Ему казалось, что всё это сон. Серое сентябрьское небо с бледным пятном солнца; по-летнему сочная зелень луга, над которым ещё не развеялся до конца утренний туман; проступающая из него далёкая рощица с жёлтыми и красными заплатами на тёмно-зелёном наряде; бурые склизкие водоросли, стелющиеся под быстрой водой ручья, — и между всем этим выстроенные в шеренги люди, томящиеся в тревожном ожидании, пока канониры возятся у небольшого орудия. Из ствола вырвался огонь, пушка откатилась назад и окуталась облаком серого дыма; два солдата тотчас подкатили ее за колёса обратно; один подошёл спереди с банником, готовясь засунуть его в дуло, и вдруг ему оторвало голову.

Проезжавший мимо Вашингтон не остановил коня; Лафайет подавил желание оглянуться.
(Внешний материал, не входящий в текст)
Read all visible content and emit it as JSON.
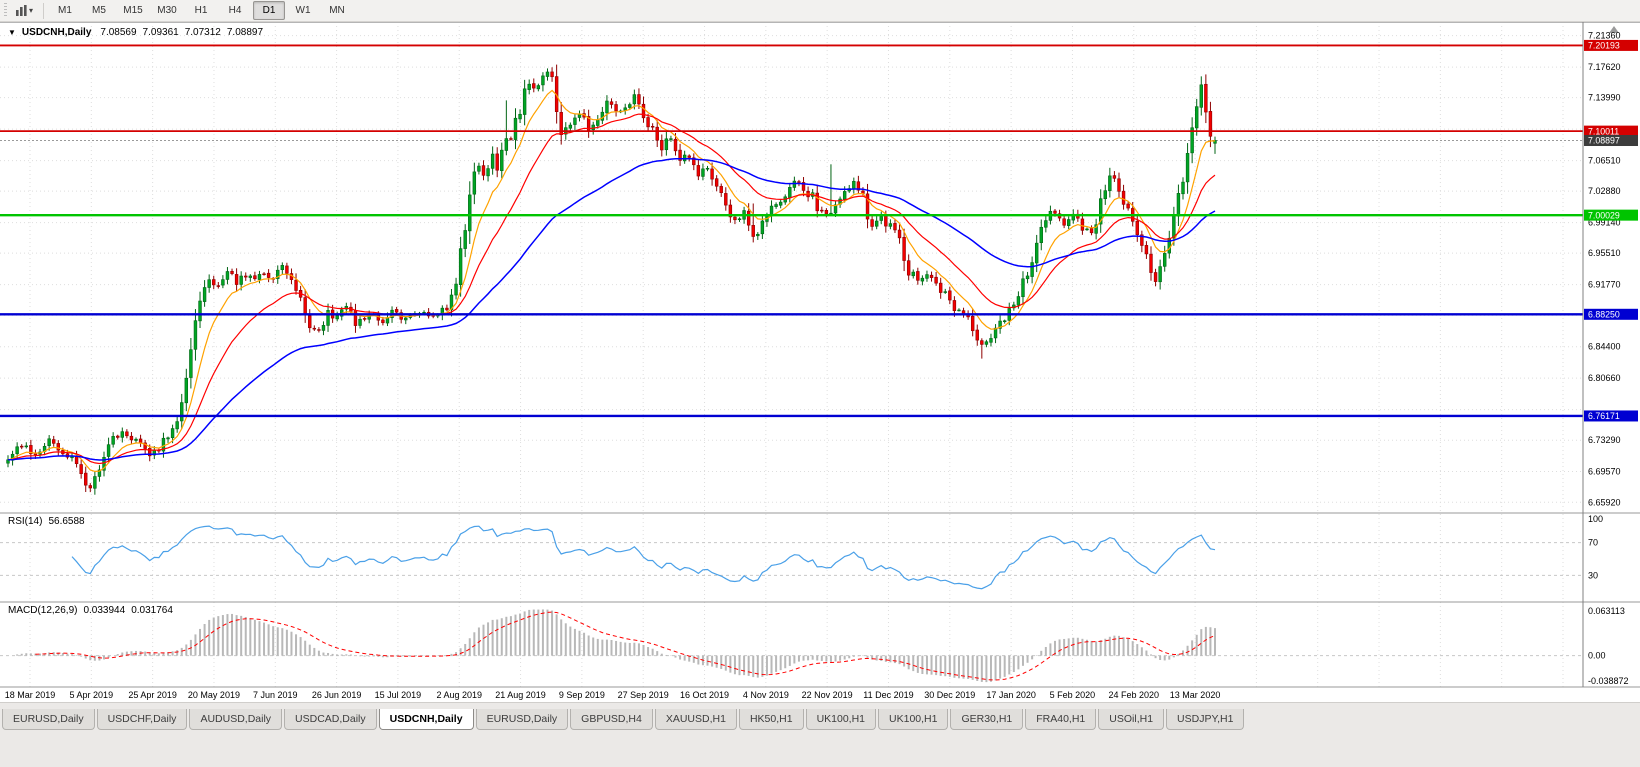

Он участвует в сражении. Слышно, как свистят пули. Если они попадут в него, он может умереть. От этой мысли что-то переворачивается в животе и пересыхает во рту, но во сне так бывает. На самом деле он не может умереть. Если бы каждому грозило в любую минуту упасть на землю безголовым обрубком, здесь никого бы не осталось. Любой сон когда-нибудь закончится. Люди очнутся и пойдут в таверну — рассказывать друзьям за бутылкой о том, что им привиделось.

Одиннадцатое сентября 1777 года. День его боевого крещения.

Около полудня главнокомандующего отыскал подполковник Росс: конная разведка обнаружила англичан у холма Осборн, севернее Баффингтона; похоже, их ведёт сам Хау. Где?! Как они туда попали? Кто пропустил? Росс замялся: выше по реке есть ещё один брод, но никто не думал, что англичане сделают такой большой крюк… Ну вот теперь думать поздно — надо действовать, и быстро, пока "лобстеры" не зашли к нам в тыл.

Адъютанты Вашингтона поскакали с поручениями: Александр Гамильтон и Джон Лоуренс должны были передать приказ Стивену и лорду Стерлингу идти к Бирмингемскому молельному дому и занять позиции на холме; Лафайет — сообщить то же Салливану. Когда он ехал обратно, его окликнули: с ним хочет говорить бригадир Прёдом де Бор.